Les postes de démantèlement sont situés à même la plage, et les propriétaires n’arrivent au travail que vers neuf heures et demie ou dix heures. En arrivant à cinq heures et demie ou six heures du matin, nous pouvions accéder librement à tous les bateaux et photographier tranquillement les dépeceurs d’épaves à la besogne. Les ouvriers et même les contremaîtres étaient très accueillants, ravis de nous montrer leurs effroyables conditions de travail. Presque aucun ne porte de gants, ni de masques, alors qu’ils sont sans arrêt exposés à l’amiante et aux vapeurs toxiques. Il y a régulièrement des morts.

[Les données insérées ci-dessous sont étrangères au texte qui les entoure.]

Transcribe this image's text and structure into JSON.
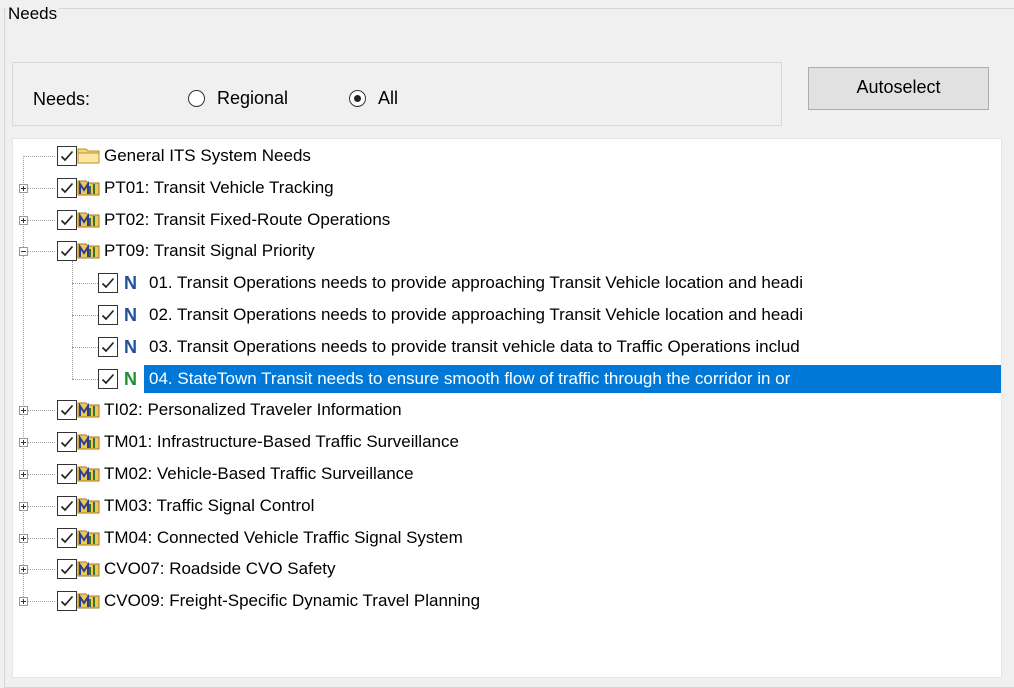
{
  "group": {
    "title": "Needs"
  },
  "needs_filter": {
    "label": "Needs:",
    "options": [
      {
        "label": "Regional",
        "selected": false
      },
      {
        "label": "All",
        "selected": true
      }
    ]
  },
  "autoselect": {
    "label": "Autoselect"
  },
  "tree": {
    "nodes": [
      {
        "label": "General ITS System Needs",
        "icon": "folder-icon",
        "checked": true,
        "expander": "none"
      },
      {
        "label": "PT01: Transit Vehicle Tracking",
        "icon": "service-package-icon",
        "checked": true,
        "expander": "plus"
      },
      {
        "label": "PT02: Transit Fixed-Route Operations",
        "icon": "service-package-icon",
        "checked": true,
        "expander": "plus"
      },
      {
        "label": "PT09: Transit Signal Priority",
        "icon": "service-package-icon",
        "checked": true,
        "expander": "minus",
        "children": [
          {
            "label": "01. Transit Operations needs to provide approaching Transit Vehicle location and headi",
            "icon": "need-N",
            "color": "#1f4e9c",
            "checked": true
          },
          {
            "label": "02. Transit Operations needs to provide approaching Transit Vehicle location and headi",
            "icon": "need-N",
            "color": "#1f4e9c",
            "checked": true
          },
          {
            "label": "03. Transit Operations needs to provide transit vehicle data to Traffic Operations includ",
            "icon": "need-N",
            "color": "#1f4e9c",
            "checked": true
          },
          {
            "label": "04. StateTown Transit needs to ensure smooth flow of traffic through the corridor in or",
            "icon": "need-N",
            "color": "#1e8f2e",
            "checked": true,
            "selected": true
          }
        ]
      },
      {
        "label": "TI02: Personalized Traveler Information",
        "icon": "service-package-icon",
        "checked": true,
        "expander": "plus"
      },
      {
        "label": "TM01: Infrastructure-Based Traffic Surveillance",
        "icon": "service-package-icon",
        "checked": true,
        "expander": "plus"
      },
      {
        "label": "TM02: Vehicle-Based Traffic Surveillance",
        "icon": "service-package-icon",
        "checked": true,
        "expander": "plus"
      },
      {
        "label": "TM03: Traffic Signal Control",
        "icon": "service-package-icon",
        "checked": true,
        "expander": "plus"
      },
      {
        "label": "TM04: Connected Vehicle Traffic Signal System",
        "icon": "service-package-icon",
        "checked": true,
        "expander": "plus"
      },
      {
        "label": "CVO07: Roadside CVO Safety",
        "icon": "service-package-icon",
        "checked": true,
        "expander": "plus"
      },
      {
        "label": "CVO09: Freight-Specific Dynamic Travel Planning",
        "icon": "service-package-icon",
        "checked": true,
        "expander": "plus"
      }
    ]
  },
  "colors": {
    "selection": "#0078d7",
    "need_default": "#1f4e9c",
    "need_selected": "#1e8f2e"
  }
}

Environ 10.000 ouvriers travaillent sur le chantier. Ils démantèlent un cargo comme on épluche une banane : en commençant par la coque, puis en vidant progressivement l’intérieur de l’épave, toutes d’une vétusté extrême, jusqu’à ce qu’il n’en reste plus rien. Ils sont totalement exploités. Leur salaire mensuel est d’environ 300 dollars, avec lesquels ils doivent encore louer un emplacement pour habiter. Pas une maison : un simple bout de terre sur lequel ils construisent eux-mêmes leurs taudis sans la moindre installation sanitaire. Ils se montrent résignés, fatalistes, et toujours adorables. Quand nous avons demandé à un ouvrier ce qui avait changé sur le chantier au cours des dernières années, il s’est contenté de dire : « le soleil se lève toujours le matin et il y a toujours autant de moustiques, mais c’est ainsi que je dois vivre ».
Au départ, nous comptions travailler quatre jours sur place, en rentrant tous les soirs à Karachi. J’aurais aimé m’intéresser de plus près à la vie quotidienne de ces ouvriers, à la façon dont ils s’organisent, jouent au cricket avec des vieilles balles en plastique... Malheureusement, l’expérience a tourné court au bout de deux jours et demi.

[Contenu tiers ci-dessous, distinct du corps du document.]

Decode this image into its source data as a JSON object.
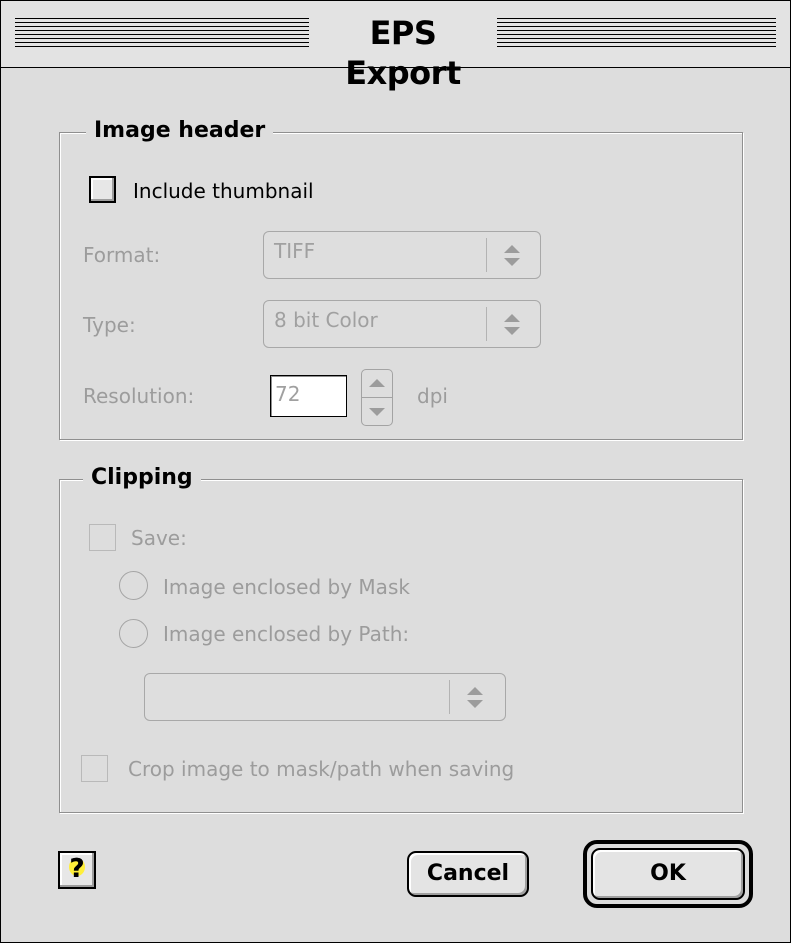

Nous étions sur la plage quand un petit gros, pas du tout aimable, s’est dirigé vers nous et nous a interpellés. C’était le propriétaire du poste de démantèlement sur lequel nous nous trouvions. Quand il s’est aperçu que nous étions accompagnés du responsable syndical, il est entré dans une colère terrible. Il a prétendu que nous n’avions pas le droit de nous trouver là et il a tenté de nous chasser. Finalement, nous sommes allés dans son bureau et nous avons discuté. Il a essayé de nous effrayer, en nous disant que c’était un endroit dangereux, que nous faisions une confiance aveugle à des gens peu recommandables et que nous risquions d’être enlevés. Après négociations, il nous a quand même autorisés à revenir le lendemain.
Le lendemain matin, donc, nous avons décidé de nous rendre d’abord sur une pointe qui surplombe le chantier, de façon à prendre des vues générales. Mais nous sommes tombés sur un barrage des forces de sécurité. Les hommes nous ont dit qu’ils avaient des ordres stricts de nous empêcher de prendre plus de photos sans l’autorisation personnelle du chef de la police locale. Nous avons mis plusieurs heures à trouver ce Monsieur. Quand nous l’avons enfin rencontré, il a regardé nos papiers, et a affirmé que le permis de séjour que je m’étais fait délivrer à Islamabad n’était pas valable. Nous avons dû partir. Il était clair que le propriétaire du chantier de la veille avait des relations…
Roberto Schmidt est le coordinateur photo de l'AFP pour l'Asie du Sud, basé à New Delhi.